13. A method according to claim 12, wherein the heavy metal is lead.

14. A method according to claim 1, wherein the subject has a blood concentration of lead below a level which would mandate removal of lead from the blood.

15. A method according to claim 1, wherein the heavy metal is lead and wherein the subject is a human adult and has a blood concentration of the lead below 45 μg/dL.

16. A method according to claim 1, wherein the heavy metal is lead and wherein the subject is a human adult and has a blood concentration of the lead below 35 μg/dL.

17. A method according to claim 1, wherein the heavy metal is lead and wherein the subject is a child and has a blood concentration of the lead below 15 μg/dL.

18. A method according to claim 1, wherein the heavy metal in the subject's bone tissue is the result of the subject's exposure to heavy metal over a prolonged period of time.

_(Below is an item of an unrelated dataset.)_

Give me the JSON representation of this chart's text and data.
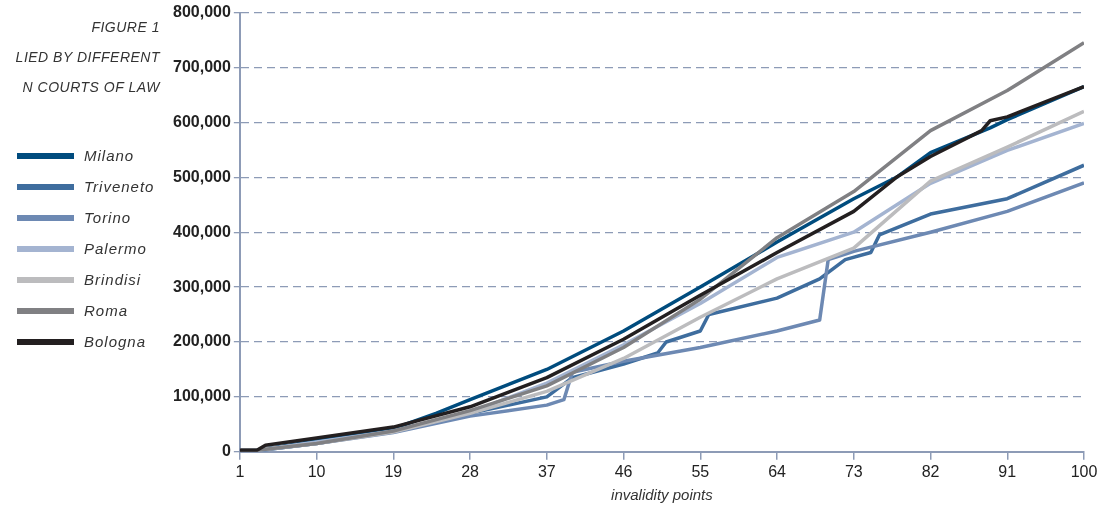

19. A method according to claim 1, wherein the heavy metal in the subject's bone tissue is the result of the subject's exposure to heavy metal more than ten years prior to the practice of said method.

20. A method according to claim 1, wherein the heavy metal is lead and wherein the subject's blood contains lead having a ²⁰⁷Pb/²⁰⁶Pb ratio greater than 110% of the ²⁰⁷Pb/²⁰⁶Pb ratio in the subject's exogenous environment .

21. A method according to claim 1, wherein the heavy metal is lead and wherein the subject's blood contains lead having a °⁸pb/²⁰⁶Pb _ratj_₀ greater than 110% of the ²⁰⁸Pb/²⁰⁶Pb ratio in the subjects exogenous environment .

22. A method for removing heavy metal from a subject's bone tissue comprising: carrying out a method according to claim 1 at a first time, and carrying out a method according to claim 1 at a second time, wherein the first time and the second time are temporally separated by more than one month.